Mastercard is fully committed to blockchain technology. Just recently, the payments giant unveiled a debit card in partnership with MetaMask that allows users to spend self-custodied tokens at any store or website that accepts Mastercard (which, let’s face it, is almost everywhere).
“We are expanding this crypto purchasing power to our 100 million-plus acceptance locations,” stated Raj Dhamodharan, Mastercard’s head of crypto and blockchain, in an interview with Decrypt. “If consumers are interested in using it, we want to facilitate that in a secure manner.”
For security reasons, the new MetaMask Card is not compatible with most cryptocurrencies. You won’t be able to buy a plane ticket with Pepecoin or a sandwich with SHIB. The card only supports dominant stablecoins like USDT, USDC, and wrapped Ethereum.

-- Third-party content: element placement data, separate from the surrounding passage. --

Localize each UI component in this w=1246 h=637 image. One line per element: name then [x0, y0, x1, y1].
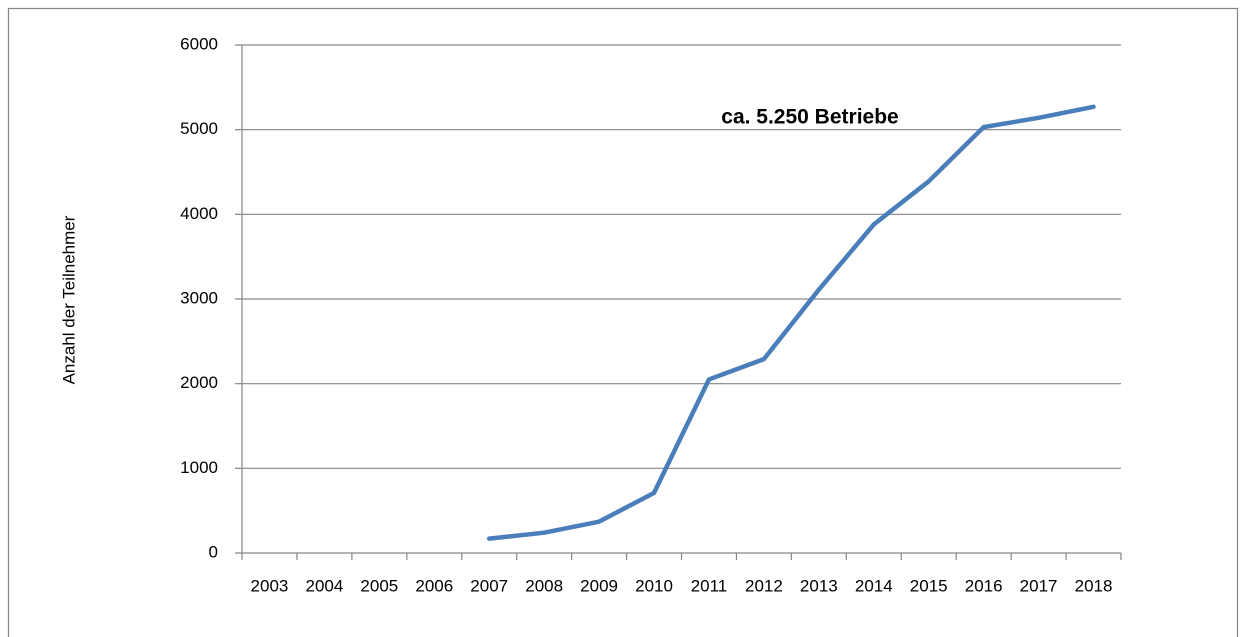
- annotation: ca. 5.250 Betriebe: [721, 106, 898, 129]
- x-tick-label: 2012: [745, 576, 783, 595]
- y-tick-label: 4000: [180, 204, 218, 223]
- y-tick-label: 6000: [180, 34, 218, 53]
- x-tick-label: 2006: [415, 576, 453, 595]
- x-tick-label: 2010: [635, 576, 673, 595]
- y-tick-label: 5000: [180, 119, 218, 138]
- x-tick-label: 2008: [525, 576, 563, 595]
- x-tick-label: 2018: [1075, 576, 1113, 595]
- x-tick-label: 2017: [1020, 576, 1058, 595]
- x-tick-label: 2003: [251, 576, 289, 595]
- y-axis-label: Anzahl der Teilnehmer: [59, 215, 78, 384]
- x-tick-label: 2011: [691, 576, 728, 595]
- x-tick-label: 2009: [580, 576, 618, 595]
- x-tick-label: 2004: [305, 576, 343, 595]
- x-tick-label: 2014: [855, 576, 893, 595]
- x-tick-label: 2015: [910, 576, 948, 595]
- y-tick-label: 0: [209, 542, 218, 561]
- chart-border: [7, 7, 1239, 637]
- data-line: [486, 104, 1096, 541]
- x-tick-label: 2007: [470, 576, 508, 595]
- y-tick-label: 3000: [180, 288, 218, 307]
- x-tick-label: 2016: [965, 576, 1003, 595]
- y-tick-label: 2000: [180, 373, 218, 392]
- x-tick-label: 2013: [800, 576, 838, 595]
- y-tick-label: 1000: [180, 458, 218, 477]
- x-tick-label: 2005: [360, 576, 398, 595]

As traditional finance and blockchain technology continue to merge, stablecoins have gained popularity as a reliable method of bridging off-chain and on-chain worlds.

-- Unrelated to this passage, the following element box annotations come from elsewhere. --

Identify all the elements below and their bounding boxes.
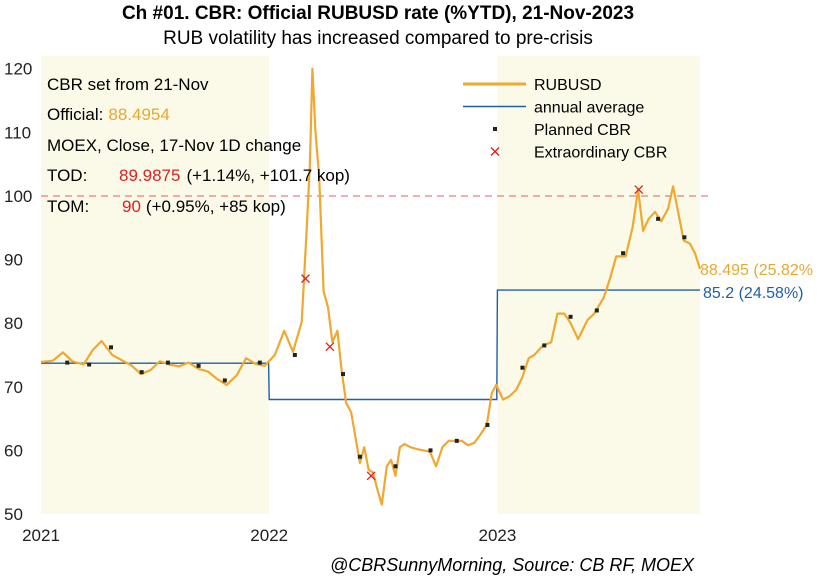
planned-cbr-point (656, 216, 661, 221)
annual-average-line (41, 289, 700, 401)
planned-cbr-point (594, 308, 599, 313)
note-tod-value: 89.9875 (119, 166, 180, 185)
x-tick-label: 2022 (250, 526, 288, 545)
y-tick-label: 50 (4, 505, 23, 524)
x-stroke (301, 274, 310, 284)
planned-cbr-point (393, 464, 398, 469)
highlight-band-2023 (497, 56, 700, 514)
legend-label: RUBUSD (534, 77, 602, 94)
planned-cbr-point (568, 314, 573, 319)
y-tick-label: 100 (4, 187, 32, 206)
extraordinary-cbr-point (634, 185, 644, 195)
note-cbr-set: CBR set from 21-Nov (47, 75, 209, 94)
y-tick-label: 60 (4, 441, 23, 460)
planned-cbr-point (340, 372, 345, 377)
x-stroke (634, 185, 644, 195)
planned-cbr-series (65, 216, 687, 469)
chart-title: Ch #01. CBR: Official RUBUSD rate (%YTD)… (122, 3, 634, 24)
rubusd-line (40, 67, 702, 506)
note-tom-label: TOM: (47, 197, 89, 216)
legend-label: Extraordinary CBR (534, 145, 667, 162)
planned-cbr-point (165, 360, 170, 365)
planned-cbr-point (87, 362, 92, 367)
extraordinary-cbr-point (366, 471, 376, 481)
planned-cbr-point (196, 363, 201, 368)
planned-cbr-point (292, 352, 297, 357)
note-tom-change: (+0.95%, +85 kop) (146, 197, 286, 216)
planned-cbr-point (357, 454, 362, 459)
y-tick-label: 110 (4, 123, 31, 142)
x-stroke (325, 342, 335, 352)
legend-item: RUBUSD (463, 77, 602, 94)
chart-subtitle: RUB volatility has increased compared to… (163, 28, 593, 49)
note-tod-change: (+1.14%, +101.7 kop) (186, 166, 350, 185)
note-official-label: Official: (47, 105, 103, 124)
notes-box: CBR set from 21-Nov Official: 88.4954 MOE… (47, 75, 350, 216)
rubusd-end-label: 88.495 (25.82% (700, 262, 813, 279)
note-tod-label: TOD: (47, 166, 87, 185)
legend: RUBUSD annual average Planned CBR Extraordi… (463, 77, 667, 162)
extraordinary-cbr-point (325, 342, 335, 352)
planned-cbr-point (682, 235, 687, 240)
y-tick-label: 120 (4, 60, 32, 79)
legend-label: annual average (534, 100, 644, 117)
note-tom: 90 (+0.95%, +85 kop) (122, 197, 286, 216)
extraordinary-cbr-point (301, 274, 310, 284)
source-note: @CBRSunnyMorning, Source: CB RF, MOEX (330, 555, 695, 575)
planned-cbr-point (454, 438, 459, 443)
legend-label: Planned CBR (534, 122, 631, 139)
planned-cbr-point (542, 343, 547, 348)
extraordinary-cbr-series (301, 185, 644, 481)
planned-cbr-point (428, 448, 433, 453)
legend-item: Extraordinary CBR (490, 145, 667, 162)
axis-ticks: 50 60 70 80 90 100 110 120 2021 2022 2023 (4, 60, 516, 545)
year-highlight-bands (41, 56, 700, 514)
y-tick-label: 90 (4, 251, 23, 270)
planned-cbr-point (485, 422, 490, 427)
x-stroke (366, 471, 376, 481)
legend-item: Planned CBR (493, 122, 631, 139)
legend-item: annual average (463, 100, 644, 117)
planned-cbr-point (139, 370, 144, 375)
x-tick-label: 2023 (479, 526, 517, 545)
annual-average-series (41, 289, 700, 401)
note-moex: MOEX, Close, 17-Nov 1D change (47, 136, 301, 155)
planned-cbr-point (65, 360, 70, 365)
planned-cbr-point (109, 345, 114, 350)
note-tod: 89.9875 (+1.14%, +101.7 kop) (119, 166, 350, 185)
note-official-value: 88.4954 (108, 105, 169, 124)
rubusd-series (40, 67, 702, 506)
y-tick-label: 70 (4, 378, 23, 397)
legend-swatch (490, 147, 500, 156)
planned-cbr-point (257, 360, 262, 365)
average-end-label: 85.2 (24.58%) (703, 285, 804, 302)
planned-cbr-point (621, 251, 626, 256)
note-tom-value: 90 (122, 197, 141, 216)
planned-cbr-point (520, 365, 525, 370)
note-official: Official: 88.4954 (47, 105, 170, 124)
highlight-band-2021 (41, 56, 270, 514)
legend-swatch (493, 127, 497, 131)
planned-cbr-point (222, 378, 227, 383)
x-tick-label: 2021 (22, 526, 60, 545)
y-tick-label: 80 (4, 314, 23, 333)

However, while Mastercard believes in the transition of traditional finance to blockchain, the company’s leadership is cautious about putting stablecoins at the forefront of this shift.
Dhamodharan and his team are exploring an alternative system to stablecoins that does not prioritize crypto companies like Circle and Tether but keeps payment services like Mastercard and traditional banks at the core.
Central to this strategy is leveraging the potential of bank deposits, which currently exist on digital ledgers but not on-chain. Dhamodharan estimates that around $15 trillion worth of digital bank deposits exist in the US alone.
Last year, Mastercard introduced the Multi-Token Network (MTN) program, allowing bank deposits to symbolically exist on-chain and power commerce without requiring banks to integrate with Ethereum. The company launched its first pilot program in May, tokenizing carbon credits in Hong Kong.
Mastercard envisions real-world assets like real estate and commodities going digital and existing on-chain in the near future. This shift could unlock trillions of dollars in value for digital economies, provided individuals and institutions have easy access to funds for this new financial landscape.
While crypto firms are developing on-chain systems for future commerce, Mastercard believes that the masses may prefer to stick with traditional currencies and avoid dealing with new currencies and third parties.
“Traditional banking drives our economies today, supported by a regulatory framework we have come to rely on,” Dhamodharan explained. “It just hasn’t fully embraced the potential of technology yet, which we aim to address.”